Implementing alternative pricing arrangements isn’t easy – it takes time and effort on the part of the firm to understand the needs of the client, to develop a fee structure that makes sense for the firm and the client, and to adequately explain that system to the client based upon the client’s needs. The client needs to understand why it helps them to agree to alternative fee arrangements and to let the firm know what their needs are and what they value.

*Hat tip to John Chisholm, who alerted me to the legalweek article, and whose “time billing in drag” comment I blatantly stole for the title of this post.

(photo: Scared drag queen wearing heavy makeup and boa hat from Shutterstock)


  1. Avatar LastHonestLawyer says:

    Excellent article, Allison. The concept of the lawyer and client actually engaging in an early case assessment and realistic cost conversation is an obvious and simple way to develop “value” for both parties. However, the “elephant in the room” on why this doesn’t happen more often is that clients (certainly individuals and small businesses) would never authorize the massive costs of even relatively modest litigation, or would never approve a majority of the expensive tactics (demurrers and discovery battles) that help lawyers meet their billable hour quotas (and keep their jobs).
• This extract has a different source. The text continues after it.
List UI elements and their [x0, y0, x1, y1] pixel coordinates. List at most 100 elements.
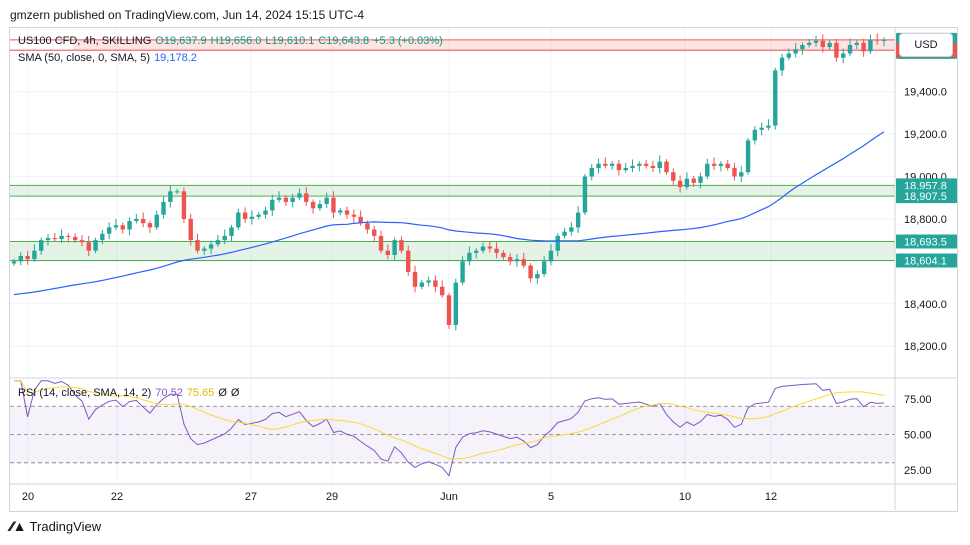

Any client told that his $50K dispute could easily cost $200K in fees, would almost certainly look at other less expensive options like early settlement or binding arbitration (with minimal discovery).

    Richard Burcher of Validatum has set forth some good ideas on proper pricing strategy in his article, “‘Value Pricing’ – Capitalist Acts Between Consenting Adults,” which I discuss on my blog, The Last Honest Lawyer.

  2. Avatar David Wells says:

    Great commentary Allison. Whilst the lawyer and client will never be able to predict everything that will happen in the sophisticated litigation context, if they are experienced, you are absolutely right in contending that they “should have an idea of what things might arise”. In scoping the work, the lawyer who can clearly explain the lack of predictability to the client is axiomatically, the lawyer who clearly demonstrates his or her expertise to the client. That can be a fundamental part of the value proposition for the client.

    Flat fees as a subset of alternative fees may “work best for routine work” but for sophisticated work, value pricing can be brilliant; especially where the lawyer has genuine expertise and there is potential profit for both the lawyer and the client in the outcome. That is real value.